NEI Welcomes Introduction of Uranium Fuel Recycling Bill for Integrated Management Effort

WASHINGTON—The following is a statement by the Nuclear Energy Institute’s president and chief executive officer, Frank L. (Skip) Bowman, regarding the Strengthening Management of Advanced Recycling Technologies (SMART) Act of 2008, introduced today in the U.S. Senate. The legislation promotes the establishment of privately owned and operated storage and recycling facilities for used nuclear fuel.


“The nuclear energy industry welcomes the introduction of this pragmatic – and needed – legislation and applauds its chief sponsors – Senators Pete Domenici, Mary Landrieu, Lisa Murkowski and Jeff Sessions.

“The resurgence of interest in nuclear energy as a source of reliable, affordable electricity to meet rising electricity demand and clean-air goals necessitates a fresh look at used fuel management policies to ensure that they are aligned with an era of expansion for nuclear energy. This legislation rightly recognizes the potential value of a closed fuel cycle to recycle fuel for use in existing and planned nuclear power plants. It also requires advanced fuel reprocessing techniques that do not separate pure plutonium – an obviously important way to improve the proliferation resistance of a closed fuel cycle.

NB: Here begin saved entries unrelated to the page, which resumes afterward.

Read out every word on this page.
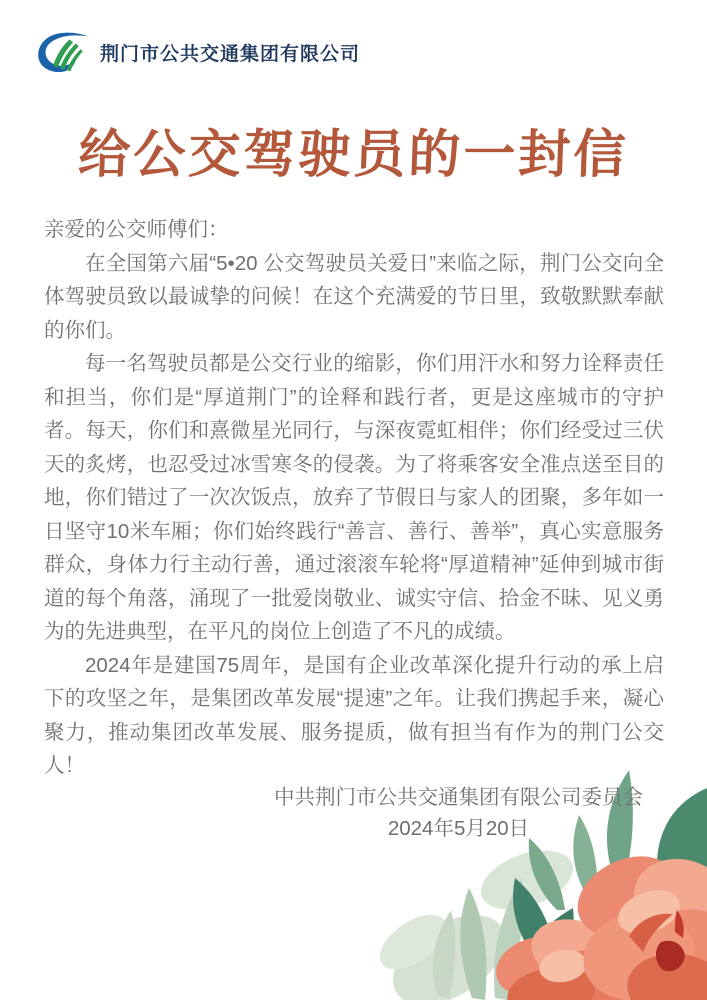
荆门市公共交通集团有限公司
给公交驾驶员的一封信

亲爱的公交师傅们：

在全国第六届“5•20 公交驾驶员关爱日”来临之际，荆门公交向全体驾驶员致以最诚挚的问候！在这个充满爱的节日里，致敬默默奉献的你们。

每一名驾驶员都是公交行业的缩影，你们用汗水和努力诠释责任和担当，你们是“厚道荆门”的诠释和践行者，更是这座城市的守护者。每天，你们和熹微星光同行，与深夜霓虹相伴；你们经受过三伏天的炙烤，也忍受过冰雪寒冬的侵袭。为了将乘客安全准点送至目的地，你们错过了一次次饭点，放弃了节假日与家人的团聚，多年如一日坚守10米车厢；你们始终践行“善言、善行、善举”，真心实意服务群众，身体力行主动行善，通过滚滚车轮将“厚道精神”延伸到城市街道的每个角落，涌现了一批爱岗敬业、诚实守信、拾金不昧、见义勇为的先进典型，在平凡的岗位上创造了不凡的成绩。

2024年是建国75周年，是国有企业改革深化提升行动的承上启下的攻坚之年，是集团改革发展“提速”之年。让我们携起手来，凝心聚力，推动集团改革发展、服务提质，做有担当有作为的荆门公交人！

中共荆门市公共交通集团有限公司委员会
2024年5月20日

“This legislation enhances an integrated used fuel management strategy by establishing an economic incentive program for communities that wish to voluntarily host a privately owned and operated temporary storage facility for used nuclear fuel. Interim storage sites will enable the Department of Energy to meet its obligation to move used fuel from operating plants before the disposal facility planned for Yucca Mountain, Nevada, is operational. This approach also provides the flexibility that the industry believes is warranted to accommodate advances in technology, including advanced recycling technologies.

“Interim storage and pursuit of advanced fuel reprocessing technologies are two key elements of an integrated used fuel management strategy. Swift enactment of this legislation, coupled with completion of the licensing process for the Yucca Mountain repository for used fuel and the final waste products that reprocessing cannot remove, will greatly enhance our nation’s stature as a true environmental steward.”